Data Visualization for Social Science Reflection

The introductory chapter of Data Visualization for Social Science by Kieran Healy highlights visual, statistical and physiological elements that affect poor form in data visualization. Healy defines these three pillars as aesthetic, substantive and perceptual, and “…while often found together, [they] are distinct from one another” (Healy, 2018).  Aesthetic missteps are frequently correlated to poor taste or visual complexity.

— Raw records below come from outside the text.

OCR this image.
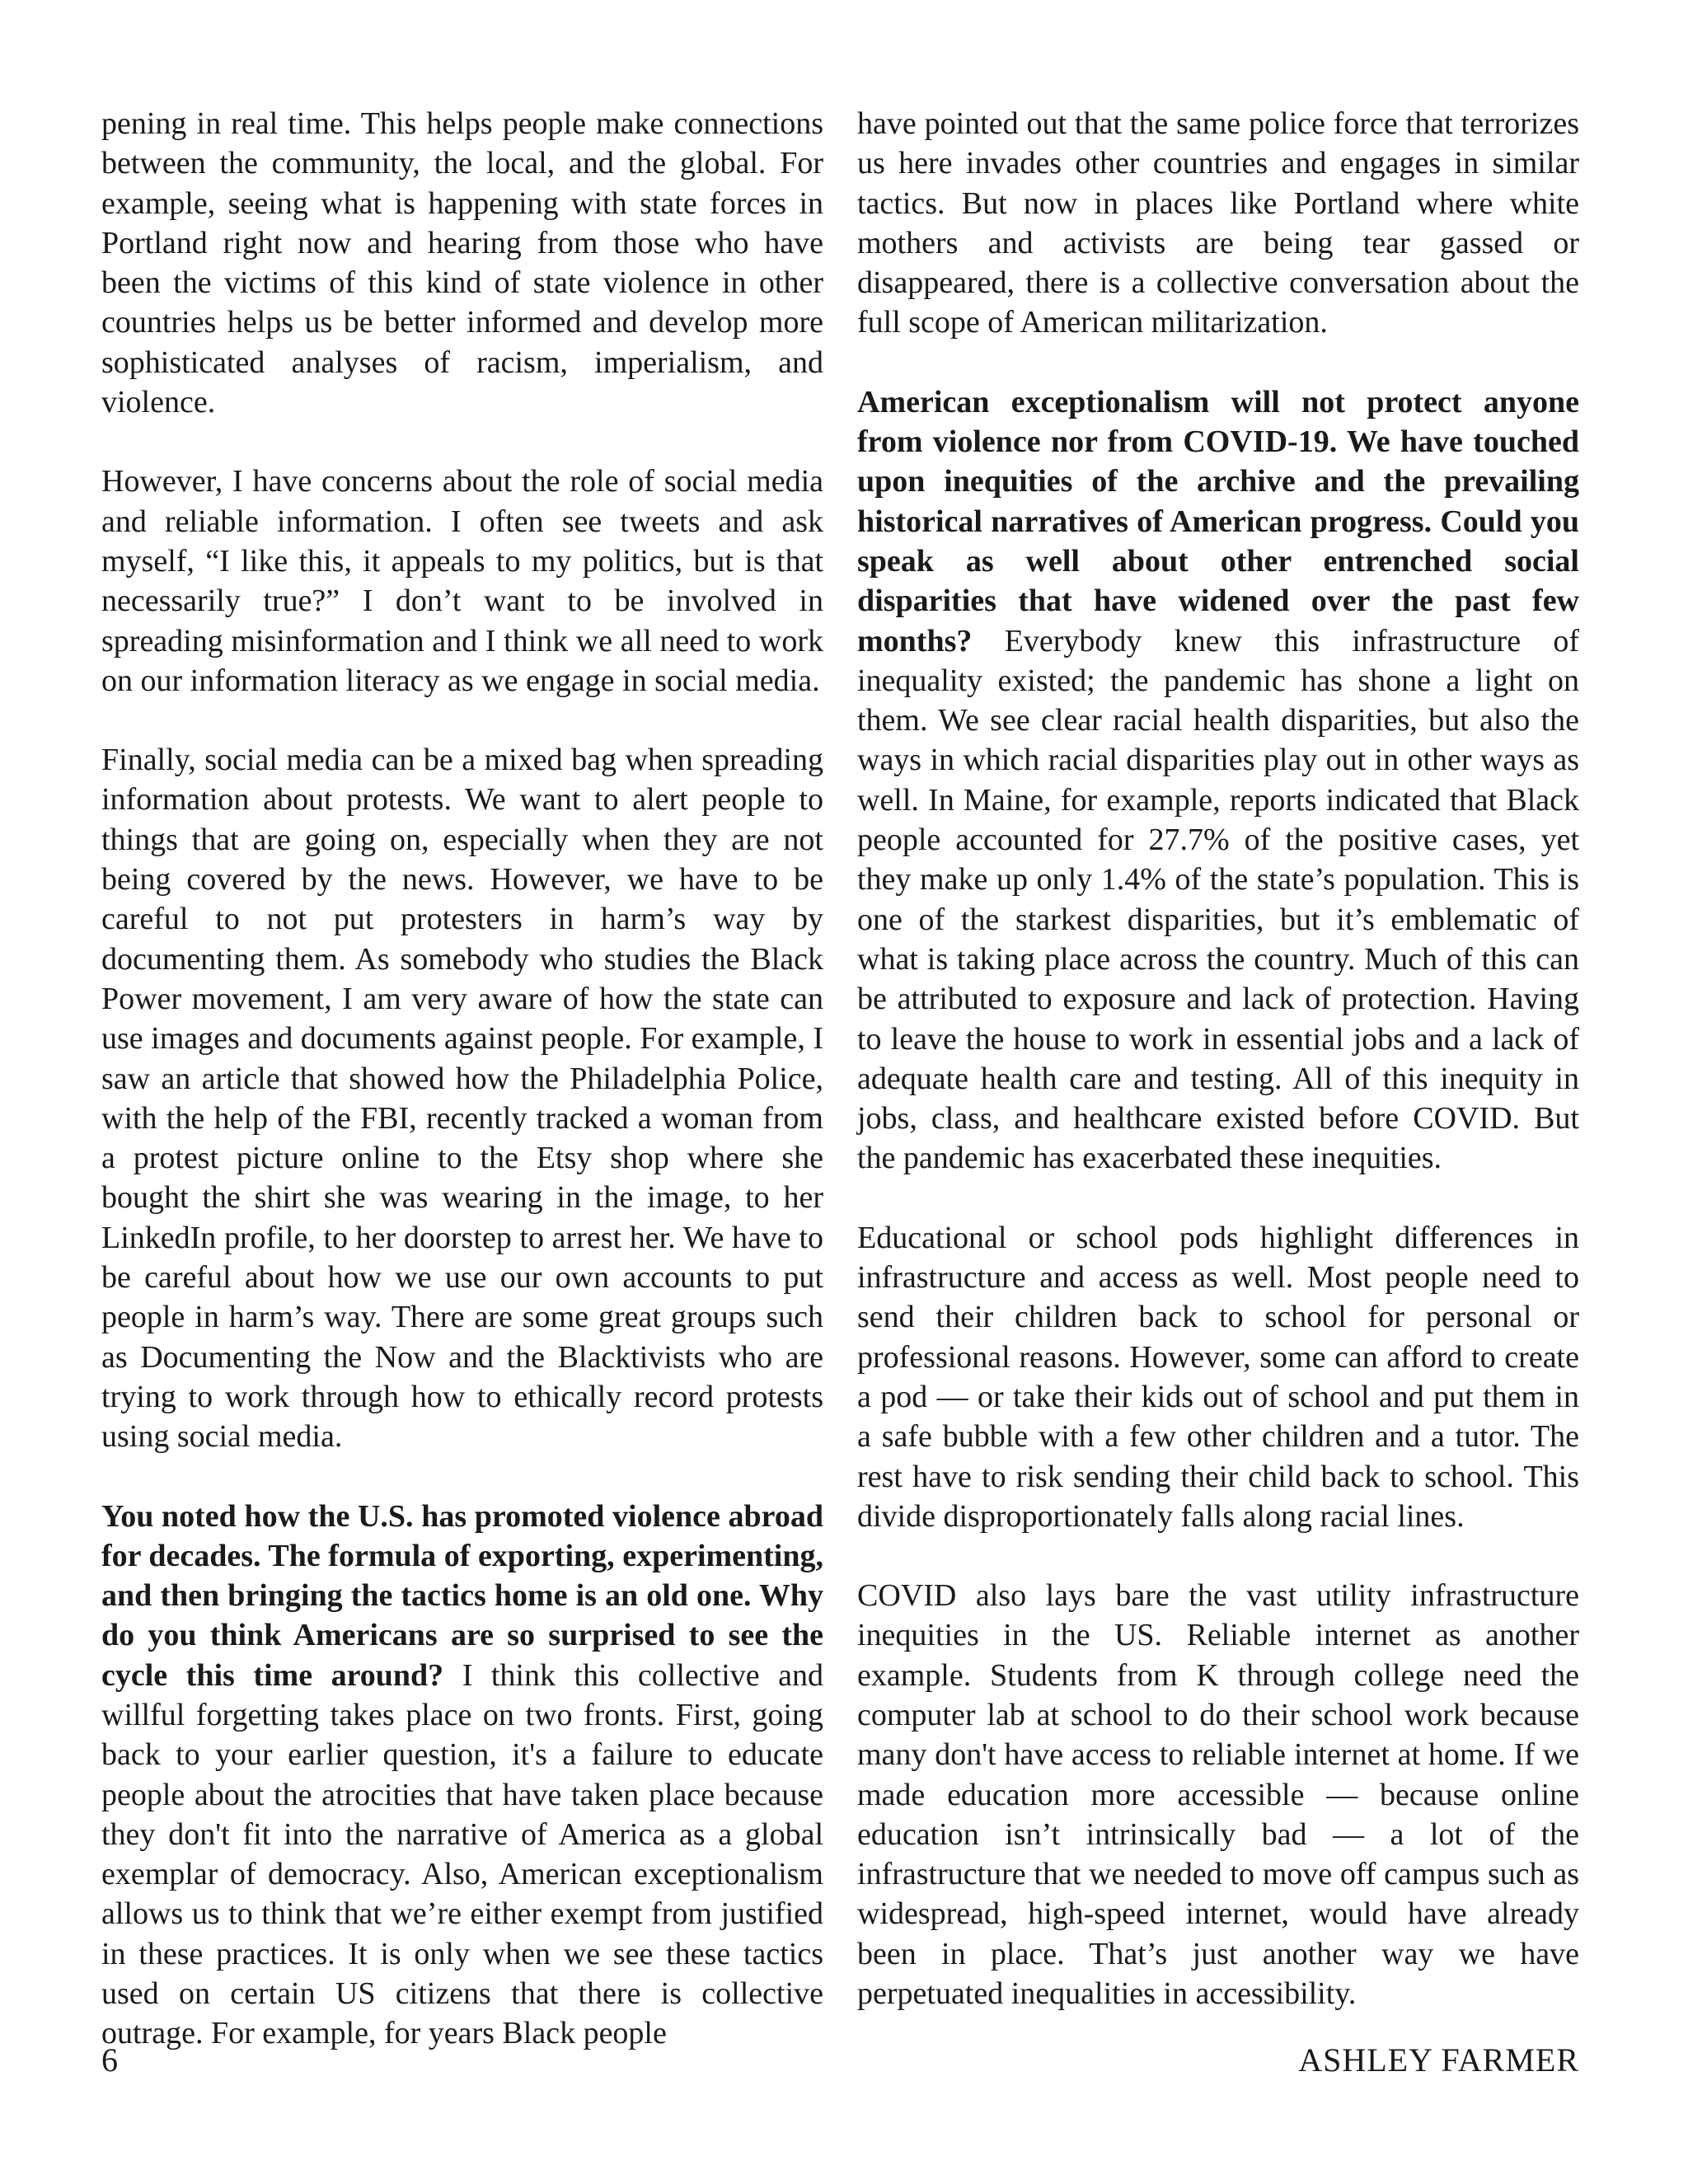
pening in real time. This helps people make connections between the community, the local, and the global. For example, seeing what is happening with state forces in Portland right now and hearing from those who have been the victims of this kind of state violence in other countries helps us be better informed and develop more sophisticated analyses of racism, imperialism, and violence.

However, I have concerns about the role of social media and reliable information. I often see tweets and ask myself, “I like this, it appeals to my politics, but is that necessarily true?” I don’t want to be involved in spreading misinformation and I think we all need to work on our information literacy as we engage in social media.

Finally, social media can be a mixed bag when spreading information about protests. We want to alert people to things that are going on, especially when they are not being covered by the news. However, we have to be careful to not put protesters in harm’s way by documenting them. As somebody who studies the Black Power movement, I am very aware of how the state can use images and documents against people. For example, I saw an article that showed how the Philadelphia Police, with the help of the FBI, recently tracked a woman from a protest picture online to the Etsy shop where she bought the shirt she was wearing in the image, to her LinkedIn profile, to her doorstep to arrest her. We have to be careful about how we use our own accounts to put people in harm’s way. There are some great groups such as Documenting the Now and the Blacktivists who are trying to work through how to ethically record protests using social media.

You noted how the U.S. has promoted violence abroad for decades. The formula of exporting, experimenting, and then bringing the tactics home is an old one. Why do you think Americans are so surprised to see the cycle this time around? I think this collective and willful forgetting takes place on two fronts. First, going back to your earlier question, it's a failure to educate people about the atrocities that have taken place because they don't fit into the narrative of America as a global exemplar of democracy. Also, American exceptionalism allows us to think that we’re either exempt from justified in these practices. It is only when we see these tactics used on certain US citizens that there is collective outrage. For example, for years Black people

have pointed out that the same police force that terrorizes us here invades other countries and engages in similar tactics. But now in places like Portland where white mothers and activists are being tear gassed or disappeared, there is a collective conversation about the full scope of American militarization.

American exceptionalism will not protect anyone from violence nor from COVID-19. We have touched upon inequities of the archive and the prevailing historical narratives of American progress. Could you speak as well about other entrenched social disparities that have widened over the past few months? Everybody knew this infrastructure of inequality existed; the pandemic has shone a light on them. We see clear racial health disparities, but also the ways in which racial disparities play out in other ways as well. In Maine, for example, reports indicated that Black people accounted for 27.7% of the positive cases, yet they make up only 1.4% of the state’s population. This is one of the starkest disparities, but it’s emblematic of what is taking place across the country. Much of this can be attributed to exposure and lack of protection. Having to leave the house to work in essential jobs and a lack of adequate health care and testing. All of this inequity in jobs, class, and healthcare existed before COVID. But the pandemic has exacerbated these inequities.

Educational or school pods highlight differences in infrastructure and access as well. Most people need to send their children back to school for personal or professional reasons. However, some can afford to create a pod — or take their kids out of school and put them in a safe bubble with a few other children and a tutor. The rest have to risk sending their child back to school. This divide disproportionately falls along racial lines.

COVID also lays bare the vast utility infrastructure inequities in the US. Reliable internet as another example. Students from K through college need the computer lab at school to do their school work because many don't have access to reliable internet at home. If we made education more accessible — because online education isn’t intrinsically bad — a lot of the infrastructure that we needed to move off campus such as widespread, high-speed internet, would have already been in place. That’s just another way we have perpetuated inequalities in accessibility.

6	ASHLEY FARMER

Substantive elements reflect how the data is presented. Cherry picking through the data or shifting the axis starting point can lead to misrepresenting the information. Healy builds a case study off of the infographic in the 2016 article by The New York Times, How Stable Are Democracies? ‘Warning Signs Are Flashing Red’”. What I found fascinating about the case study was that the infographic seems to represent if the respondents believe democracy is important (a Yes or No question), while the survey question was actually based off of a 10-point scale. The shortened axis dramatized the information and is a misleading representation of the data.

Perceptual elements relate to how a viewer processes and recognizes what they are looking at. Healy writes, “perception is not a simple matter of direct visual inputs producing straightforward mental representations of their content. Rather, our visual system is tuned to accomplish some tasks very well, and this comes at a cost in other ways” (Healy, 2018).

I agreed with Healy’s theory on aesthetic and substantive poor form in data visualization, but I found the perceptual elements challenging to grasp as many of them are beyond our conscious control. I would be curious to see how other classmates understood the perceptual elements and what are best practices to make data visualizations that limit perceptual missteps?